Simplicity-Lit: The Stockdale Paradox

Share In Good to Great, (HarperBusiness, 2001; http://www.jimcollins.com/media_topics/brutal-facts.html) Jim Collins explored, among other things, the ability of some people and organizations to effectively confront, deal with and overcome the harsh reality of long odds without losing heart. Collins called this ability to stay motivated in the face of brutal reality The Stockdale Paradox, named after Vice Admiral James Stockdale, the highest-ranking naval officer held as a POW in Vietnam.

According to Wikipedia, “Stockdale was held as a prisoner of war in the Hoa Lo prison for … seven years. Locked in leg irons in a bath stall, he was routinely tortured and beaten. When told by his captors that he was to be paraded in public, Stockdale slit his scalp with a razor to purposely disfigure himself so that his captors could not use him as propaganda. When they covered his head with a hat, he beat himself with a stool until his face was swollen beyond recognition. When Stockdale was discovered with information that could implicate his friends' ‘black activities,’ he slit his wrists so they could not torture him into confession.”

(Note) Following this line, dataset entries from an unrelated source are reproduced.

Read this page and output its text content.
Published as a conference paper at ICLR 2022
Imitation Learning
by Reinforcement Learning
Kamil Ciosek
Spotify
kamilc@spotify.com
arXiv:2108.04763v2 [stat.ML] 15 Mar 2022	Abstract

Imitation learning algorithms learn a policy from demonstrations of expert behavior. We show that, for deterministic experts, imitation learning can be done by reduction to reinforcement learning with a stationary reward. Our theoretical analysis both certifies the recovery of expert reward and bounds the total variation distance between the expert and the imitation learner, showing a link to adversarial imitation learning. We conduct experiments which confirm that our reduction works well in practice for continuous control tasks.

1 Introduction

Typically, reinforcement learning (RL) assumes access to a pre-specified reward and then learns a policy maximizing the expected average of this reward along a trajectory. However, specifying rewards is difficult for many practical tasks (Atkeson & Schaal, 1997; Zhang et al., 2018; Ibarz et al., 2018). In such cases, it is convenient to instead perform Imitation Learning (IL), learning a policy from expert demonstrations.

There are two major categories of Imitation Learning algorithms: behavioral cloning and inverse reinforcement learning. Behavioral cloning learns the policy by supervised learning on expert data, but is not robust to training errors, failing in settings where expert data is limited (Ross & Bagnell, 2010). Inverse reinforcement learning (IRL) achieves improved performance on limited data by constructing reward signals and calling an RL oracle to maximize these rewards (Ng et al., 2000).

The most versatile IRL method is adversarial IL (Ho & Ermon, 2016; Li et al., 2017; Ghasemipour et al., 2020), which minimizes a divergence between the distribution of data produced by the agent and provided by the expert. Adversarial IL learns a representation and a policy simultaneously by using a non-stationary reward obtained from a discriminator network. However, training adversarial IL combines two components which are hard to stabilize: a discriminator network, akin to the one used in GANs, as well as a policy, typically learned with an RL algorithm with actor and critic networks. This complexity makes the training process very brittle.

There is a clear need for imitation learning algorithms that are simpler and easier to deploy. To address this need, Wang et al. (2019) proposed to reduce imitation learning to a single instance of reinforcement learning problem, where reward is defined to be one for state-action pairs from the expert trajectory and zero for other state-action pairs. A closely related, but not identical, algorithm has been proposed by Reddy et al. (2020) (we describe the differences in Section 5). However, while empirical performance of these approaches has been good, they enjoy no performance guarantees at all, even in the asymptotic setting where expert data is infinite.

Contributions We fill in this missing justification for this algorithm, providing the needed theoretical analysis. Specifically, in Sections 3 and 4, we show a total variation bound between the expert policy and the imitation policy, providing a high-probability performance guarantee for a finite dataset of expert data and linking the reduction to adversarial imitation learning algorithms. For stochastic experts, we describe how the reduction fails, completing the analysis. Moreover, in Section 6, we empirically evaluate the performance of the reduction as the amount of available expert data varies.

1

Collins asked Stockdale how he was able to cope and survive in the hopeless environment of the prison camp. Stockdale said, “I never doubted not only that I would get out but also that I would prevail and that I would turn the experience into the defining event of my life that, in retrospect, I wouldn’t trade.”

When Collins asked who didn’t make it out, Stockdale said, “Oh, that’s easy: the optimists. They were the ones who said, ‘We’re going to be out by Christmas.’ And Christmas would come and Christmas would go. And then they would say, ‘We’re going to be out by Easter.’ And Easter would come, and Easter would go. And then Thanksgiving, and then it would be Christmas again. And they died of a broken heart.

“This is a very important lesson. You must never confuse faith that you will prevail in the end—which you can never afford to lose—with the discipline to confront the most brutal facts of your current reality, whatever they might be.”

In our relatively comfortable world, few people face challenges on par to those Stockdale faced in the POW camp. Nonetheless, we all face challenges from time to time – perhaps being laid off or problems in our families – that can leave us feeling hopeless and down.

The Stockdale Paradox can be applied to any situation, including the relatively less serious (thank God) challenges that we often face, as well as the more serious problems that we ultimately also will have to deal with.

We can never lose the faith that we will prevail in the end, and at the same time we must never shy away from confronting and addressing the most brutal facts about our current reality, whatever those facts might be.

That is how Stockdale got through his ordeal, and as case studies go, that's pretty compelling.

[Note: Stockdale later achieved questionable fame and funny, but somewhat unfair, ridicule as Ross Perot's running mate in the 1992 presidential election. Once you learn Stockdale's whole story, the Perot episode gains its proper perspective.]